La trasmissione “A Pranzo con Umberto Chiariello” di oggi, in onda su CRC, radio partner della SSC Napoli, ha offerto un’analisi approfondita sulle dinamiche tra le tifoserie del Napoli e della Roma. Chiariello ha condiviso una riflessione nostalgica sul passato del derby del sole, evidenziando i rischi crescenti di tensioni tra le due fazioni e l’importanza di reinventare il concetto di tifo.
Umberto Chiariello ha iniziato il suo intervento ricordando la bellezza del derby del sole di un tempo, sottolineando come le sfide tra Napoli e Roma fossero vissute con gioia e rispetto, attirando sia i tifosi della squadra partenopea che quelli della capitale. Questo clima di intesa, secondo Chiariello, era una parte fondamentale dell’identità sportiva italiana, che ora si è trasformata in un’orrenda contesa. Ciò che un tempo era considerato un evento festivo ha dato spazio a episodi di violenza e incomprensione, generando sentimenti di rivalità profonda.
Chiariello esprime la sua preoccupazione per come, in nome di pochi eventi imprevedibili e noti, si stia alimentando un’inimicizia che purtroppo sembra destinata a crescere. Fa notare che le due tifoserie, un tempo unite dalla passione per il calcio e da un senso di appartenenza identitaria, ora si confrontano in modo conflittuale, con striscioni minacciosi e atti di violenza che mettono a repentaglio la sicurezza di tutti.
In aggiunta alla nostalgia, Chiariello invoca una riflessione sull’educazione al rispetto e alla cultura sportiva, auspicando un cambiamento nell’approccio delle nuove generazioni ai valori dello sport, fondati sulla passione e non sull’odio.
Un altro punto cardine dell’intervento di Chiariello è il richiamo alla tragica morte di Ciro Esposito, un evento che ha accentuato le divisioni tra le due tifoserie. Questo fatto ha spinto gli ultras del Napoli a vedere i romanisti come rivali, acuendo una rivalità che ha radici storiche. Chiariello ha sottolineato che, nonostante gli sforzi della madre di Esposito per promuovere la pace tra le tifoserie, il messaggio di unità fatica a fare breccia.
Il conduttore ha messo in evidenza l’importanza dell’educazione sia a casa che a scuola, suggerendo che sia necessaria una riflessione critica sui contenuti educativi. Propone di utilizzare film come “Salvate il Soldato Ryan” e “Schindler’s List” per illustrare le conseguenze devastanti della violenza. Chiariello enfatizza che, sebbene il calcio possa essere un terreno fertile per la passione e la competizione, non dovrebbe mai degenerare in un campo di battaglia tra tifoserie.

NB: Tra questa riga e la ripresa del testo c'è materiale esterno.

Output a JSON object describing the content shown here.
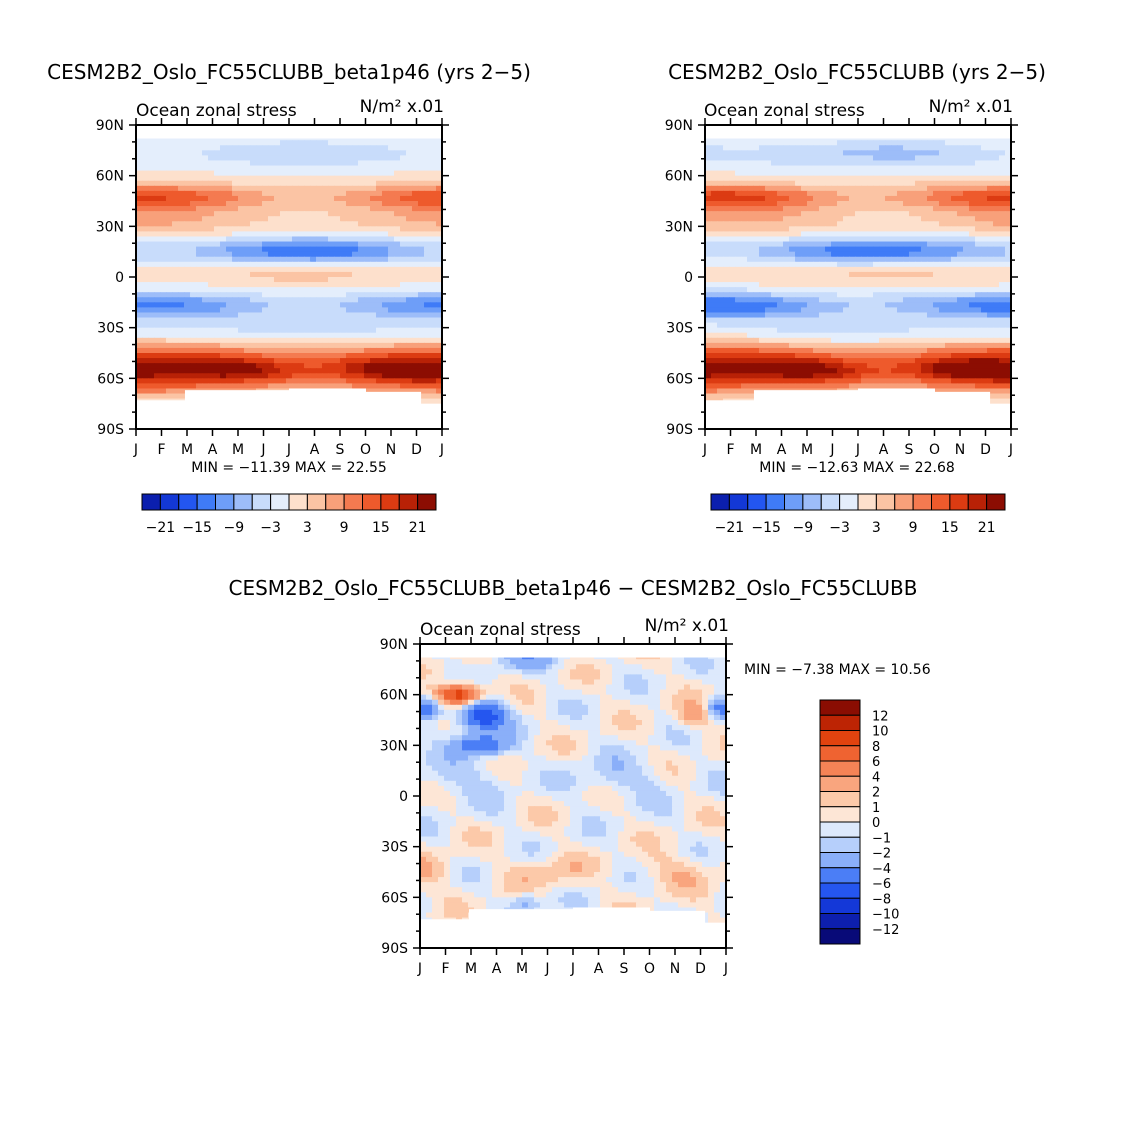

I giovani devono apprendere a intendere il tifo non come una forma di antagonismo, ma come un’opportunità per esprimere gioia e identità. L’importanza di affrontare questi argomenti in modo serio è fondamentale per modificare la cultura del tifo violento e mantenere vivo il vero significato dello sport.
Nel suo intervento, Chiariello ha sottolineato la necessità di ripensare il ruolo del tifoso e l’atteggiamento nei confronti della competizione sportiva. A suo avviso, lo sport è bello quando è fonte di identificazione e partecipazione, e non quando diventa una questione di vita o di morte. Il linguaggio utilizzato in occasione delle partite spesso diventa sessista e aggressivo, contribuendo a un clima di esasperazione che non fa bene né ai tifosi né allo sport stesso.
Chiariello invita a riflettere sul fatto che lo sport dovrebbe unire piuttosto che dividere, e questo richiede un cambiamento nella mentalità delle tifoserie. La rivalità tra Napoli e Roma, se curata con il giusto spirito, potrebbe trasformarsi in una competizione sana e stimolante. Le emozioni legate al tifo non devono essere sinonimo di odio e conflitto, ma possono diventare occasioni di crescita e salute sociale.
In questo contesto, l’appello è chiaro: servirà un impegno collettivo per riportare in auge valori positivi legati allo sport, affinché momenti come Napoli-Roma diventino occasioni di festa e non di violenza. Ripensare il tifo potrebbe aprire la strada a una fruizione del calcio come vero spettacolo da celebrare, piuttosto che una mera giustificazione per il conflitto.